A multiple sclerosis blog.
Beautiful thumb extenstion, slightly angled presentation (to convey attitude)--that's as fine a specimen of the classic bird as I've seen in some time.(A whole new kind of bird watching for you!)
yeah, ok, I take back my earlier comment about things seeming calmer. And did you see the story in the local paper? excerpts:Tiffany Smith of Orland Park said partying is a family tradition. "My dad went to school here," Smith said. "They said to get wasted because that is what they used to do. I don't go to school here, but I'm going to live it up and go crazy." [ . . .]UI senior Evan Ryan of Highland Park said taking part in Unofficial has become a treasured tradition. "When I first came here, the UI was ranked as the number 4 party school in the nation, and this is all part of it," Ryan said.hmm . . . more talk about "tradition" . . .

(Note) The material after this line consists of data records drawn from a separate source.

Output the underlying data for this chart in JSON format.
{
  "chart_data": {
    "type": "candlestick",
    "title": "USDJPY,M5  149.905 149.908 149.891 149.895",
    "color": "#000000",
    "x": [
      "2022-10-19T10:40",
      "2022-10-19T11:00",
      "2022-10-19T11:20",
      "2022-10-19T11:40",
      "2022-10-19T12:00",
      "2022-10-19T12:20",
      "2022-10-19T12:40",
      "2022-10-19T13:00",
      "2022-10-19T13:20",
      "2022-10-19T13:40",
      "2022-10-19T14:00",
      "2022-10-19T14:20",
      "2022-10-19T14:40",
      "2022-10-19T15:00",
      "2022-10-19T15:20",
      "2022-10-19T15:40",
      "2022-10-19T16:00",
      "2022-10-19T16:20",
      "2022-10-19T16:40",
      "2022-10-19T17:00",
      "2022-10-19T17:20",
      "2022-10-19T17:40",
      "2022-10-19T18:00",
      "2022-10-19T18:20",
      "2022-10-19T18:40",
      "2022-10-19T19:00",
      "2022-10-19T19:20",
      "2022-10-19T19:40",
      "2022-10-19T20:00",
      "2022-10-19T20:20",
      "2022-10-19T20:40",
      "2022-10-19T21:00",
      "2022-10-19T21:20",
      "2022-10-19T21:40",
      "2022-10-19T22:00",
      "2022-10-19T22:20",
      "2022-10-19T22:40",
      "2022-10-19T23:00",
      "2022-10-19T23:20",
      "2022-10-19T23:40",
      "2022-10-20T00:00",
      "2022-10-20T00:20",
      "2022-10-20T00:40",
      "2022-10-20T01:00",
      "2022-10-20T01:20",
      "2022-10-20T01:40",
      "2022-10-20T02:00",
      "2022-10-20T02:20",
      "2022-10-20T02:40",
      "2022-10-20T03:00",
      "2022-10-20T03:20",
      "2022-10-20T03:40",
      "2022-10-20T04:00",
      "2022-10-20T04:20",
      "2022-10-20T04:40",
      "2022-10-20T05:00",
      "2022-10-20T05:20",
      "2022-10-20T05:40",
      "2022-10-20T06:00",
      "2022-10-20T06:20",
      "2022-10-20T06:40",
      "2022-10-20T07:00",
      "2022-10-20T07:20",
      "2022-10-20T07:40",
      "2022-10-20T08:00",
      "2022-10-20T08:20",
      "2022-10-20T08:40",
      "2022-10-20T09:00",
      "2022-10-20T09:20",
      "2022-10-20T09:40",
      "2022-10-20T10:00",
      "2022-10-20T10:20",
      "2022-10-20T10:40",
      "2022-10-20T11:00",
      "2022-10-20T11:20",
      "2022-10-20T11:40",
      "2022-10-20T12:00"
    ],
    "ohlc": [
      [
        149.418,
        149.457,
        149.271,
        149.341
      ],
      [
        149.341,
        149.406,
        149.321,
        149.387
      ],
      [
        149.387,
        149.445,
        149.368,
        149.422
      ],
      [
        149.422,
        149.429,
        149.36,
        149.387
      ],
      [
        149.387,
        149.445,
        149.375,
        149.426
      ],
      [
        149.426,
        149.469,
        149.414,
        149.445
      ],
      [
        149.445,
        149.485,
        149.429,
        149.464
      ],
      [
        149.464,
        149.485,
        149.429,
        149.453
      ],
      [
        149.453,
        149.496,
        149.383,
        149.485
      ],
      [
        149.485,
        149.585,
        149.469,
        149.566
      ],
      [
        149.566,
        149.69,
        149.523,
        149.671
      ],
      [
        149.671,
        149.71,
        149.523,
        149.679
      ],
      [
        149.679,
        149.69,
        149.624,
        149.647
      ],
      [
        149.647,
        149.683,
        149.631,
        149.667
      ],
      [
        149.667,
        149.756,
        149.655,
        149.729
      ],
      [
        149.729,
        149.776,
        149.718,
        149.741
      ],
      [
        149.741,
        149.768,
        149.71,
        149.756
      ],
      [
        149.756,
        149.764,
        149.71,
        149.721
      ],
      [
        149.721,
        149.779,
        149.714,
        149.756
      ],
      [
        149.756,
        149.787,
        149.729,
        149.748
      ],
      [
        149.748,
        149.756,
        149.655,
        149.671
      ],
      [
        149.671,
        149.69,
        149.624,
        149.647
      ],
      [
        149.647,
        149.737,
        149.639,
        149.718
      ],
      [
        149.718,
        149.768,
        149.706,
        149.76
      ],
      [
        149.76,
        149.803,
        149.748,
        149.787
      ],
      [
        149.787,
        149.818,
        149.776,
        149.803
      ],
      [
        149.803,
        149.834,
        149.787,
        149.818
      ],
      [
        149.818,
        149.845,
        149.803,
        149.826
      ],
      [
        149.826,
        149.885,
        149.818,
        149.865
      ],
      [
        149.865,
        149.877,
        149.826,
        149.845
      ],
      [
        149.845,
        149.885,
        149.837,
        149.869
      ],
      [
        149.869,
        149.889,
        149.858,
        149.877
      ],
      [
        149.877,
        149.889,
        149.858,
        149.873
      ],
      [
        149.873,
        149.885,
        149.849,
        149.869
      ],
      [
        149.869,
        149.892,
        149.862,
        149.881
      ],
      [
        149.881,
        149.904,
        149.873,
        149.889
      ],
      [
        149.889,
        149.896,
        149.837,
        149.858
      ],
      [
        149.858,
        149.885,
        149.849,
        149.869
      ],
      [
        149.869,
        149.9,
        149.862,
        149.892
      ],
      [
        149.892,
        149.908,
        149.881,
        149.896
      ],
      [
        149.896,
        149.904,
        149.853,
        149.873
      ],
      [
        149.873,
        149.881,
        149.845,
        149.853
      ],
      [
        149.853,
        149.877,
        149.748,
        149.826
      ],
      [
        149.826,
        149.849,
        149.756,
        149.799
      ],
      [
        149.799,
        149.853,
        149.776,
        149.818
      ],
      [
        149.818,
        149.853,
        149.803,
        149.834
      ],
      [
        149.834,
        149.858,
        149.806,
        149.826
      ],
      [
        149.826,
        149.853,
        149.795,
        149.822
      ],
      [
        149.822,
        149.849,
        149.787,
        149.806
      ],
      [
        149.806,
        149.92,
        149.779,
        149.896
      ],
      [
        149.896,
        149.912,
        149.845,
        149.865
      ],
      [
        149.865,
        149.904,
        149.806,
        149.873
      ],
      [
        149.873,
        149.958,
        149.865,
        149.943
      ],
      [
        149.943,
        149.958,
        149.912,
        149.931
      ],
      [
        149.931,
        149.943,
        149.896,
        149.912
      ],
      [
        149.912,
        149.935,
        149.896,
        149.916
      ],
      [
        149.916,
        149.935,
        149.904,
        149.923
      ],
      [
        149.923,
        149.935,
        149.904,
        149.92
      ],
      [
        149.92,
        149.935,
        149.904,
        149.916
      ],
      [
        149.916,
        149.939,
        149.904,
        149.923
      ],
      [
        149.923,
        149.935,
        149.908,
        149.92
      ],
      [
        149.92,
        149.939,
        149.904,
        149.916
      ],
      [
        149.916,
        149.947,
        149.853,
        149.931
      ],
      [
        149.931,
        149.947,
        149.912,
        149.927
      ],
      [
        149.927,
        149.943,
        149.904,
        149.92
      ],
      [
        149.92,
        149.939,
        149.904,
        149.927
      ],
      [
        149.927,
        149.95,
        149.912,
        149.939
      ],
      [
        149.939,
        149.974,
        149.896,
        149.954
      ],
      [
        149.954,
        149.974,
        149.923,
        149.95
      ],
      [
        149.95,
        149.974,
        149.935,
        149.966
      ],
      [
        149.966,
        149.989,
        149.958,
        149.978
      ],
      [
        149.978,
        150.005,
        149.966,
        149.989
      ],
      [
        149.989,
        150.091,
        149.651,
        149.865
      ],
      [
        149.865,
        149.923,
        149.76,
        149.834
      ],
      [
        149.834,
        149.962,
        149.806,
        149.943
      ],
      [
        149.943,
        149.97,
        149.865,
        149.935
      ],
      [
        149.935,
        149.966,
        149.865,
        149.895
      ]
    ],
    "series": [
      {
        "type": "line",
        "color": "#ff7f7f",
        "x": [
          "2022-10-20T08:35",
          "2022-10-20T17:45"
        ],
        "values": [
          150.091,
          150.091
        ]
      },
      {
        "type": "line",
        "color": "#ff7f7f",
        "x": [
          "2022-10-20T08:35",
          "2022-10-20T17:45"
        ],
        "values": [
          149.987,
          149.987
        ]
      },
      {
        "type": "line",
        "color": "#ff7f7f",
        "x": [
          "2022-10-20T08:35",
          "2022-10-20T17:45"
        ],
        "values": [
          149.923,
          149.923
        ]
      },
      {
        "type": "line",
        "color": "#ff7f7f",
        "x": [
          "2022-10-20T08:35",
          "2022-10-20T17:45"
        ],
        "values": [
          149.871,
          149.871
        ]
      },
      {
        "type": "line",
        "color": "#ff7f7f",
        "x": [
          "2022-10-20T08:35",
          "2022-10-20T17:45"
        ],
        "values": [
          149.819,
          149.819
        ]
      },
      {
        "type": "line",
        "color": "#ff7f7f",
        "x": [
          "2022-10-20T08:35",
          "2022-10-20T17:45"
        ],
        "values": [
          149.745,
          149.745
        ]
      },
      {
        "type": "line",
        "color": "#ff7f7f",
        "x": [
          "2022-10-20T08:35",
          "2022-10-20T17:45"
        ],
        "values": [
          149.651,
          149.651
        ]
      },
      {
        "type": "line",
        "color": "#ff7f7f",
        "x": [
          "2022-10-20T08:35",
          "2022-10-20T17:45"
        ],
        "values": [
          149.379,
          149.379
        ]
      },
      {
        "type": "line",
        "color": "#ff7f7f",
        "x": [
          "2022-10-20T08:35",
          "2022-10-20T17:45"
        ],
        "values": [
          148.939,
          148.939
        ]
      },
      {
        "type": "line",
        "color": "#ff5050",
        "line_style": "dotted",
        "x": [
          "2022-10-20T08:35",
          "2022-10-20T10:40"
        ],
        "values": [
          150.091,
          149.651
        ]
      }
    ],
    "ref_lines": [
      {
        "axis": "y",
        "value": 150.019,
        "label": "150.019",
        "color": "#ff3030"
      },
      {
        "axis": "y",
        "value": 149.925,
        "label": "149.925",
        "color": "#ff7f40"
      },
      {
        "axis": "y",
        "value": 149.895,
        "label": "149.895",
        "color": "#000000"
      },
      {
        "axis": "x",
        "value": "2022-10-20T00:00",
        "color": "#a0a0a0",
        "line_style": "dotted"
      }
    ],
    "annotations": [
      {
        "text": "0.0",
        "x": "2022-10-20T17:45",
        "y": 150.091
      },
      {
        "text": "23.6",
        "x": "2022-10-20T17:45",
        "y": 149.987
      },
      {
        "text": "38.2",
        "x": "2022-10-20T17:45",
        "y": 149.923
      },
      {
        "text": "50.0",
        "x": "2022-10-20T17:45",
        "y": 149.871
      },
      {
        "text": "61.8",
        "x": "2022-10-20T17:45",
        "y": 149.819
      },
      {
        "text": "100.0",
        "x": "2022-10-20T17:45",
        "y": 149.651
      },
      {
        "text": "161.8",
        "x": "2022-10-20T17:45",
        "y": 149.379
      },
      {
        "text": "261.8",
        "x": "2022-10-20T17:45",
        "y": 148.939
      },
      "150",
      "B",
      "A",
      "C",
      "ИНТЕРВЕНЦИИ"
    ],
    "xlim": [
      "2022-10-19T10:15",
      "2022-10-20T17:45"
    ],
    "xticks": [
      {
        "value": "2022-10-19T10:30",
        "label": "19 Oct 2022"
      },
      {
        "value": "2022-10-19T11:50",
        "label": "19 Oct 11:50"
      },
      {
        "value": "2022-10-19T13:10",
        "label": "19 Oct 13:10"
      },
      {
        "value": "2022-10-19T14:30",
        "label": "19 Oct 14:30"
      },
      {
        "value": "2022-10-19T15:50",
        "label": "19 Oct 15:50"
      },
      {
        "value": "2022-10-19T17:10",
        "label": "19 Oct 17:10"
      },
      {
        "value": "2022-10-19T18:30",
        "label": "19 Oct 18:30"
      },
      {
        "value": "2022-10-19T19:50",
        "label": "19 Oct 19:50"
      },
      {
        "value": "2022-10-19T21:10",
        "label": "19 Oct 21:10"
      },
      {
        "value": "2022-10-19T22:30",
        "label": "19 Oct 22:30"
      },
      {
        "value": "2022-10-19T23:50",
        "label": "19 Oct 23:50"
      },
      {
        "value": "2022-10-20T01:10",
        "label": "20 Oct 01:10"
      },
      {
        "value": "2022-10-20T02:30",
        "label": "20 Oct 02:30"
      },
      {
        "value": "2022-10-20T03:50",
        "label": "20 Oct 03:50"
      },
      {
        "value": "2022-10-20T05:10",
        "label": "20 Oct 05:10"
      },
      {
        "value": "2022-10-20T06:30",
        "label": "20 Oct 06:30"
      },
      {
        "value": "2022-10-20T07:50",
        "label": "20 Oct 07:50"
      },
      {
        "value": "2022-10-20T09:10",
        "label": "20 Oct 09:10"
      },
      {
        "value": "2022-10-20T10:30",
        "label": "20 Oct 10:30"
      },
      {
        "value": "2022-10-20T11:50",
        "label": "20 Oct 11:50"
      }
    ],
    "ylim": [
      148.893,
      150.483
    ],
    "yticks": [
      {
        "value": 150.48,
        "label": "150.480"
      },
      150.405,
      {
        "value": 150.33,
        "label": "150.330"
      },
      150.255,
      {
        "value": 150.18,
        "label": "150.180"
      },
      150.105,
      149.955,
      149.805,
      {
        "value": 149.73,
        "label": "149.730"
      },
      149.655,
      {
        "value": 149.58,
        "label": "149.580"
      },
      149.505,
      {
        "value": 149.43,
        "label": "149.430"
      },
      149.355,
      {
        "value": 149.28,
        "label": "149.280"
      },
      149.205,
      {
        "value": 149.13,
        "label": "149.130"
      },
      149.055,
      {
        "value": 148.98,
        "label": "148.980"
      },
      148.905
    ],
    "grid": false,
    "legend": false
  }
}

Beautiful thumb extension, yes, but what exactly in that gesture is the thumb supposed to signify? When did the thumb extension become part of the bird, and why?
There's some debate about this in bird-watching circles, katka. Some argue that the thumb extension signifies the rigidity, the unflinchingness, of the animosity expressed by the gesture. I prefer a less formalist reading, aruging that it is an intergestural echo of the "rock-n-roll-devil" sign, suggesting not so much a specifically targeted animosity as a general disdain for the non-partying citezenry, in keeping with both rock and party subcultural norms.
For a thorough treatment of the topic, see _Field Guide to the North American Bird_, the cover of which is illustrated sans thumb extension: http://www.amazon.com/Field-Guide-North-American-Bird/dp/1580085741
You're lucky they don't party on St. Urho's Tay, too. -tt
A field guide! Hilarious. Wonder if they have a companion text for Scalia gestures."Some would argue..." Lance, you're too much.